Horta Calls On Australia To Pull Out Claims Over Timor Sea

News Portals: Sunday 7 May 2017 - 15:10 WIB Jose Ramos Horta urges Australia to withdraw unwarranted claims over the Timor Sea.

JAKARTA - Former Timor Leste president Jose Ramos Horta has told the Australian government to abandon the "unfounded" legal case to extend its border into the Timor Sea. According to him, the two countries are trying to negotiate a permanent maritime boundary over the profitable oil fields.

Speaking at an event organized by the Labor Party in Sydney, Horta cited Australia's argument that the borders should follow the continental shelf of "untenable laws" bordering on bad faith.

The two neighboring countries have been fighting for the ownership of the oil-rich Timor Gap since Timor-Leste's independence in 2002, including the revelation that Australia tapped the cabinet of the East Timorese government in 2004 to gain commercial advantage. Horta warned the Australian government not to risk the newly restored relationship by encouraging control of the lucrative Greater Sunrise oil field.
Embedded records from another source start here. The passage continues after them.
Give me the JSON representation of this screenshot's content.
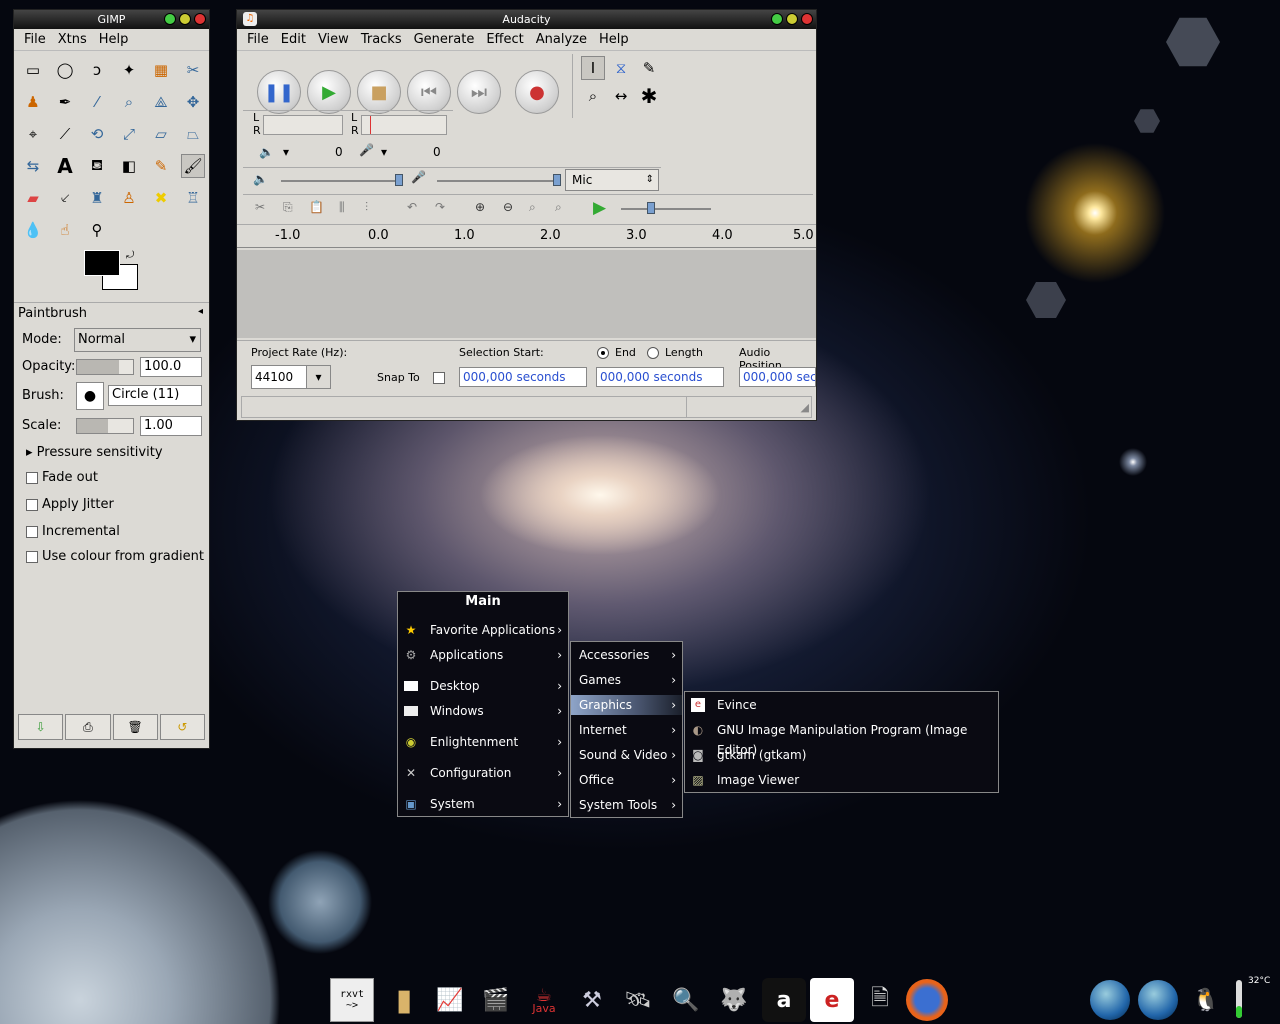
{
  "gimp": {
    "title": "GIMP",
    "menu": [
      "File",
      "Xtns",
      "Help"
    ],
    "tool_options": {
      "title": "Paintbrush",
      "mode_label": "Mode:",
      "mode_value": "Normal",
      "opacity_label": "Opacity:",
      "opacity_value": "100.0",
      "brush_label": "Brush:",
      "brush_value": "Circle (11)",
      "scale_label": "Scale:",
      "scale_value": "1.00",
      "pressure_label": "Pressure sensitivity",
      "fade_label": "Fade out",
      "jitter_label": "Apply Jitter",
      "incremental_label": "Incremental",
      "gradient_label": "Use colour from gradient"
    },
    "fg_color": "#000000",
    "bg_color": "#ffffff"
  },
  "audacity": {
    "title": "Audacity",
    "menu": [
      "File",
      "Edit",
      "View",
      "Tracks",
      "Generate",
      "Effect",
      "Analyze",
      "Help"
    ],
    "meter_l": "L",
    "meter_r": "R",
    "volume_zero": "0",
    "mic_zero": "0",
    "input_source": "Mic",
    "ruler": [
      "-1.0",
      "0.0",
      "1.0",
      "2.0",
      "3.0",
      "4.0",
      "5.0"
    ],
    "project_rate_label": "Project Rate (Hz):",
    "project_rate_value": "44100",
    "snap_label": "Snap To",
    "selection_start_label": "Selection Start:",
    "end_label": "End",
    "length_label": "Length",
    "audio_position_label": "Audio Position",
    "sel_start_value": "000,000 seconds",
    "sel_end_value": "000,000 seconds",
    "audio_pos_value": "000,000 s"
  },
  "main_menu": {
    "title": "Main",
    "items": [
      "Favorite Applications",
      "Applications",
      "Desktop",
      "Windows",
      "Enlightenment",
      "Configuration",
      "System"
    ]
  },
  "apps_menu": {
    "items": [
      "Accessories",
      "Games",
      "Graphics",
      "Internet",
      "Sound & Video",
      "Office",
      "System Tools"
    ]
  },
  "graphics_menu": {
    "items": [
      "Evince",
      "GNU Image Manipulation Program (Image Editor)",
      "gtkam (gtkam)",
      "Image Viewer"
    ]
  },
  "taskbar": {
    "rxvt_label": "rxvt",
    "java_label": "Java",
    "temperature": "32°C"
  }
}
"We just asked for the right results," the 1996 Nobel laureate said as quoted by The Guardian , Sunday (5/7/2017).

"The law of the sea that binds this mandatory conciliation says that we have to negotiate in good faith We can get back to the starting point if the Australian negotiator returns to an unsustainable continental shelf argument," he said.

The Minister of Infrastructure Employment, Anthony Albanese, who invited Ramos-Horta to speak, encouraged productive negotiations between the two countries. "Good neighbors treat less powerful in a positive way, we have an obligation to East Timorese to treat them fairly," he said.

Ramos-Horta has repeatedly rejected Australia's long-standing position on the border, saying that the border should be taken equally between the two countries. "The law of the sea is very easy, a midline is drawn.This is the law of the 1950s and the present law," he said "Australia has never dismissed the claim, filed by those less diplomatic than me, that it is a mastery of resources, but this is close to our sentiments."

The disputed oil field is estimated to store oil and liquid resources worth USD 53 billion. The secret negotiations between the two countries began in January at a permanent arbitration tribunal in The Hague, whose results will be completed in September.

The negotiations began after Timor-Leste decided to stop an existing agreement that sets a 50-year temporary limit and would divide the 50-50 oil revenue. "There is consensus among scientists that East Timor and Australia are part of the same continental shelf, so if Australia survives with a continental shelf claim it must claim Timor Leste, or Timor Leste must claim all of Australia," Ramos-Horta said. Laughed at the audience.

"We will leave Tasmania alone, they are very good people," he added. Horta also criticized the Australian government's decision in 2002 to quietly withdraw from the UN maritime border dispute resolution contained in the UN convention on the law of the sea, thus escaping legally binding arbitration.

"We can be cynical about international law but the reality has prevented the war," he said. "If each country withdraws from international law, then we will be in a lawless world and only the strongest will prevail.It is remarkable that a solid old democracy like Australia will be the first to set a false example for countries Growing, "he sarcastically.

"You have strong doubts about your legal position, and with your brilliant international lawyer, knowing your position is not sustainable, so what are you doing? Interesting," he said.